KEY CONCEPTS: OpenCL Host APIs

This example introduces the basic structure of host and kernel code. Kernel vadd optimizes a simple vector addition.

Kernel arguments with global keyword specify the inputs read from the global memory and outputs written back to it.

If the number of loop iterations are unknown, tool cannot report the loop latency. In these cases, xcl_loop_tripcount can be used to specify minimum and maximum number of iterations to help the tool to analyze how the loop’s latency contributes to the total latency of the application.

__attribute__((xcl_loop_tripcount(c_len, c_len)))

Loop iterations are done sequentially on a CPU, i.e. it will take multiple clock cycles for a new iteration to begin execution. FPGA can pipeline these iterations to increase the throughput of the application by beginning a new iteration every cycle. xcl_pipeline_loop attribute is used to implement pipeline and to mention the Initiation interval (No. of clock cycles before a new loop iteration can be started).

__attribute__((xcl_pipeline_loop(1)))

Rather than reading individual items for addition, buffers are created in kernel’s local memory and multiple items are read in a single burst. This is done to achieve low memory access latency and also for efficient use of bandwidth provided by the AXI interface. Similarly, results are stored in a buffer and are written to global memory in a burst. The for loops used have the following requirements to implement burst read/write: - Pipeline the loop : Loop pipeline must have II (Initiation interval) = 1 - Aligned memory : Memory addresses for read/write should be contiguous.
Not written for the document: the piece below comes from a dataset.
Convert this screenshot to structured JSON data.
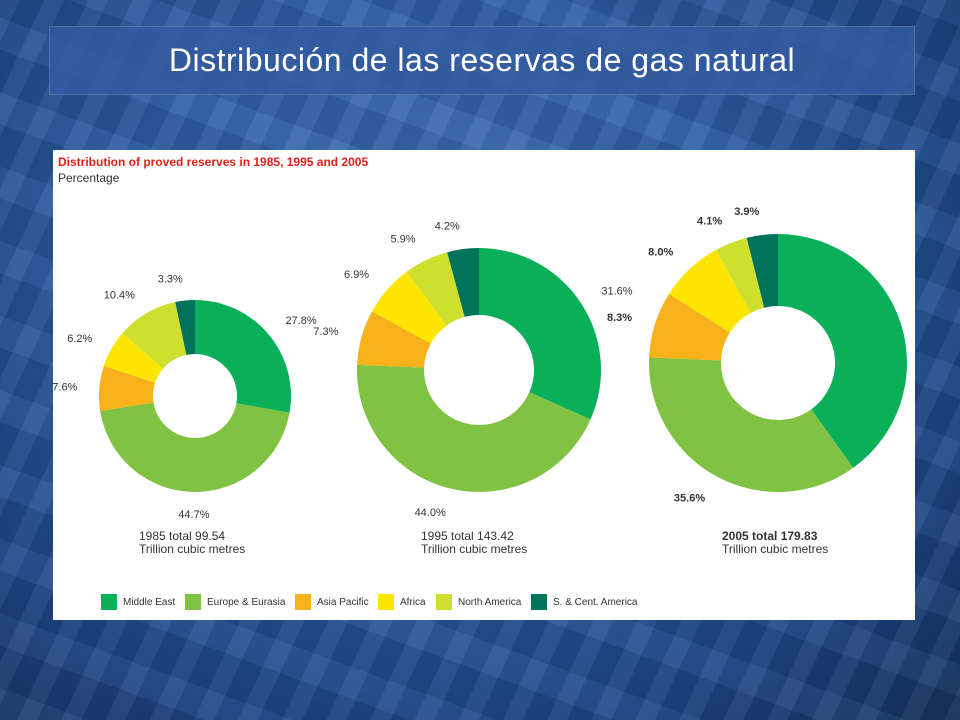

__attribute__((xcl_pipeline_loop(1)))
     readB: for (int j = 0 ; j < size ; j++) {
             arrayB[j] = b[i+j]; }

EXCLUDED PLATFORMS:

  • All NoDMA Platforms, i.e u50 nodma etc

  • Alveo U250

DESIGN FILES

Application code is located in the src directory. Accelerator binary files will be compiled to the xclbin directory. The xclbin directory is required by the Makefile and its contents will be filled during compilation. A listing of all the files in this example is shown below

src/host.cpp
src/vector_addition.cl

Access these files in the github repo by clicking here.

COMMAND LINE ARGUMENTS

Once the environment has been configured, the application can be executed by

./cl_helloworld <vector_addition XCLBIN>